After a stint of experimental flops – 2001′s STORYTELLING and PALINDROMES in 2004 – writer/director Todd Solondz’s latest film, LIFE DURING WARTIME, marks a return to the familiar world of HAPPINESS, his successful 1998 follow up to his break out film WELCOME TO THE DOLLHOUSE. HAPPINESS revolves around a family of three sisters: Helen, a successful, jaded writer, Trish, a Mrs. Cleaver type in pleated khakis and Joy, a frizzy-haired, soft-spoken, flower child screw up. Perversion and pedophilia, two of Solondz’s all-time favorite themes, are hard at work here, whether it’s Philip Seymour-Hoffman’s character jerking off to calls to random women in the phone book or Trish’s husband Bill, the unsuspecting nebbish (Dylan Baker) who rapes his son’s friend from little league.

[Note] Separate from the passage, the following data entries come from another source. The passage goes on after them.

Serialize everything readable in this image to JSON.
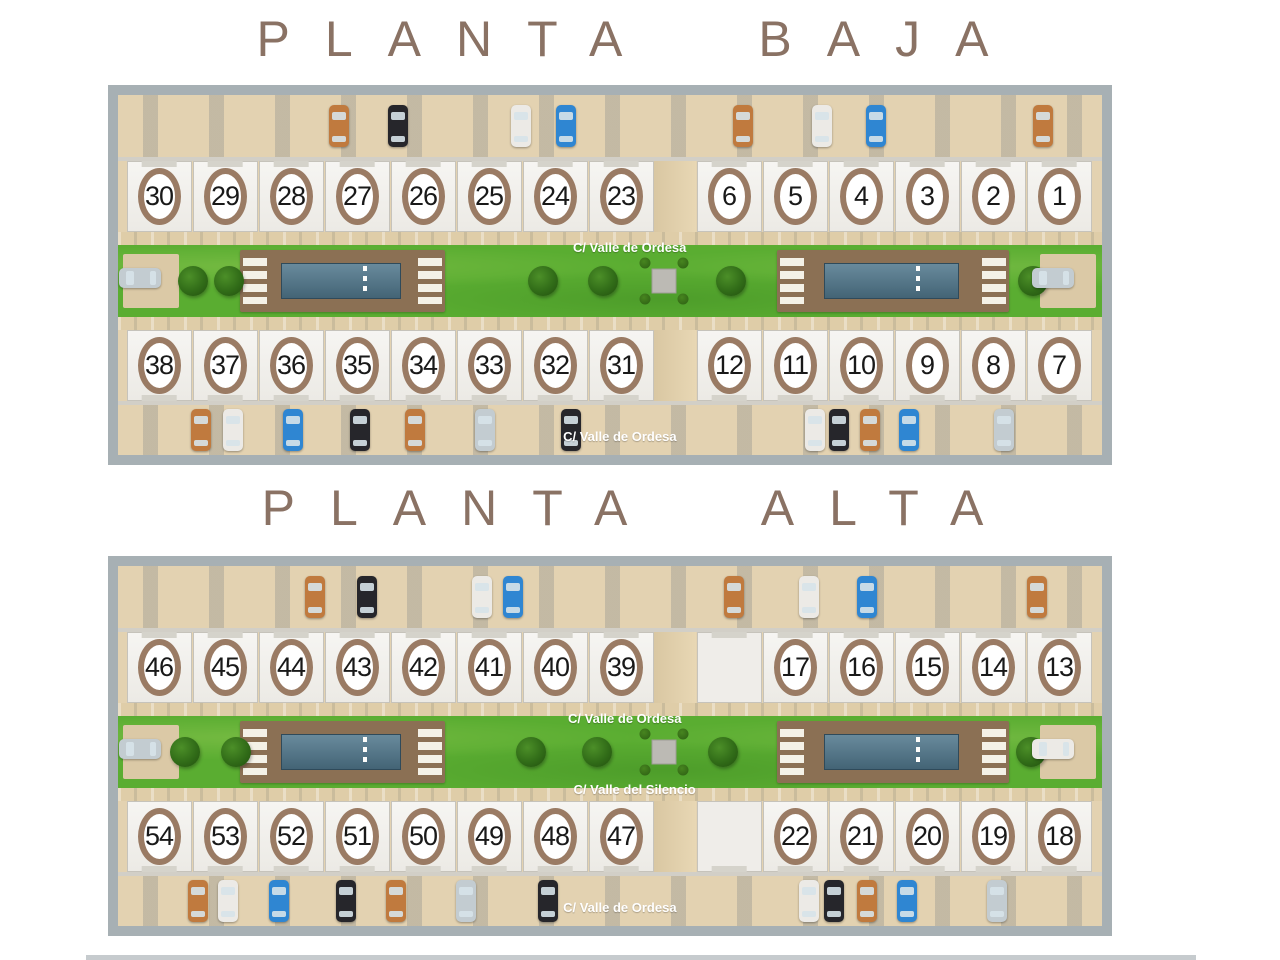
{
  "colors": {
    "title": "#8a7264",
    "ring": "#9a7b64",
    "ground": "#e3d2b1",
    "grass": "#5aad31",
    "deck": "#8b7054",
    "pool": "#50778c",
    "road": "#a7b0b4",
    "label": "#ffffff"
  },
  "car_colors": {
    "orange": "#c07a3e",
    "black": "#26262b",
    "white": "#eceae6",
    "blue": "#2f86d2",
    "silver": "#c3ccd1"
  },
  "sections": [
    {
      "id": "planta-baja",
      "title": "PLANTA BAJA",
      "units": {
        "top_left": [
          "30",
          "29",
          "28",
          "27",
          "26",
          "25",
          "24",
          "23"
        ],
        "top_right": [
          "6",
          "5",
          "4",
          "3",
          "2",
          "1"
        ],
        "bottom_left": [
          "38",
          "37",
          "36",
          "35",
          "34",
          "33",
          "32",
          "31"
        ],
        "bottom_right": [
          "12",
          "11",
          "10",
          "9",
          "8",
          "7"
        ]
      },
      "streets": {
        "center": "C/ Valle de Ordesa",
        "bottom": "C/ Valle de Ordesa"
      },
      "trees": [
        7.6,
        11.3,
        43.2,
        49.3,
        62.3,
        93
      ],
      "cars": {
        "top": [
          {
            "x": 22.5,
            "c": "orange"
          },
          {
            "x": 28.5,
            "c": "black"
          },
          {
            "x": 41,
            "c": "white"
          },
          {
            "x": 45.5,
            "c": "blue"
          },
          {
            "x": 63.5,
            "c": "orange"
          },
          {
            "x": 71.5,
            "c": "white"
          },
          {
            "x": 77,
            "c": "blue"
          },
          {
            "x": 94,
            "c": "orange"
          }
        ],
        "green": [
          {
            "x": 2.2,
            "c": "silver",
            "h": true
          },
          {
            "x": 95,
            "c": "silver",
            "h": true
          }
        ],
        "bottom": [
          {
            "x": 8.4,
            "c": "orange"
          },
          {
            "x": 11.7,
            "c": "white"
          },
          {
            "x": 17.8,
            "c": "blue"
          },
          {
            "x": 24.6,
            "c": "black"
          },
          {
            "x": 30.2,
            "c": "orange"
          },
          {
            "x": 37.3,
            "c": "silver"
          },
          {
            "x": 46,
            "c": "black"
          },
          {
            "x": 70.8,
            "c": "white"
          },
          {
            "x": 73.3,
            "c": "black"
          },
          {
            "x": 76.4,
            "c": "orange"
          },
          {
            "x": 80.4,
            "c": "blue"
          },
          {
            "x": 90,
            "c": "silver"
          }
        ]
      }
    },
    {
      "id": "planta-alta",
      "title": "PLANTA ALTA",
      "units": {
        "top_left": [
          "46",
          "45",
          "44",
          "43",
          "42",
          "41",
          "40",
          "39"
        ],
        "top_right": [
          "",
          "17",
          "16",
          "15",
          "14",
          "13"
        ],
        "bottom_left": [
          "54",
          "53",
          "52",
          "51",
          "50",
          "49",
          "48",
          "47"
        ],
        "bottom_right": [
          "",
          "22",
          "21",
          "20",
          "19",
          "18"
        ]
      },
      "streets": {
        "center": "C/ Valle de Ordesa",
        "silencio": "C/ Valle del Silencio",
        "bottom": "C/ Valle de Ordesa"
      },
      "trees": [
        6.8,
        12,
        42,
        48.7,
        61.5,
        92.8
      ],
      "cars": {
        "top": [
          {
            "x": 20,
            "c": "orange"
          },
          {
            "x": 25.3,
            "c": "black"
          },
          {
            "x": 37,
            "c": "white"
          },
          {
            "x": 40.1,
            "c": "blue"
          },
          {
            "x": 62.6,
            "c": "orange"
          },
          {
            "x": 70.2,
            "c": "white"
          },
          {
            "x": 76.1,
            "c": "blue"
          },
          {
            "x": 93.4,
            "c": "orange"
          }
        ],
        "green": [
          {
            "x": 2.2,
            "c": "silver",
            "h": true
          },
          {
            "x": 95,
            "c": "white",
            "h": true
          }
        ],
        "bottom": [
          {
            "x": 8.1,
            "c": "orange"
          },
          {
            "x": 11.2,
            "c": "white"
          },
          {
            "x": 16.4,
            "c": "blue"
          },
          {
            "x": 23.2,
            "c": "black"
          },
          {
            "x": 28.3,
            "c": "orange"
          },
          {
            "x": 35.4,
            "c": "silver"
          },
          {
            "x": 43.7,
            "c": "black"
          },
          {
            "x": 70.2,
            "c": "white"
          },
          {
            "x": 72.8,
            "c": "black"
          },
          {
            "x": 76.1,
            "c": "orange"
          },
          {
            "x": 80.2,
            "c": "blue"
          },
          {
            "x": 89.3,
            "c": "silver"
          }
        ]
      }
    }
  ]
}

LIFE DURING WARTIME picks up 12 years later in 2010, with Bill (played now by a very scary Ciaran Hinds) just getting out of jail. Everything is hunky dory with Trish (Allison Janney), who has just fallen in love and freely doles out relationship advice to Joy (Shirley Henderson), who’s having problems with her husband, a rehabilitated ex-con falling back into drugs and past perversions of a similar nature to Hoffman’s character. Joy is also visited by her dead boyfriend (Paul Reubens), the John Lovitz character from HAPPINESS, who is at first pathetically lonesome for her and then cursing her belligerently, both of which she endures with a patience born of her own desperation and self depreciation.

Aside from the fact that this set up too closely mirrors Solondz’s mildly interesting effort in PALINDROMES to play the same character with multiple actors, LIFE DURING WARTIME simply lacks the vitality of HAPPINESS and comes off instead as a lifeless copycat. Where HAPPINESS succeeds at the potential cliche of playing out unspoken perversions with overt stereotypes, LIFE DURING WARTIME can’t seem to decide whether it wants to mimic that or be a serious drama. So we get both, which makes for pacing so unbalanced we lose hold of what Solondz is trying to do. But just what is he trying to do? What is the point of showing these characters again? Sadly, the truth is that they’e just not as interesting as they were 12 years ago.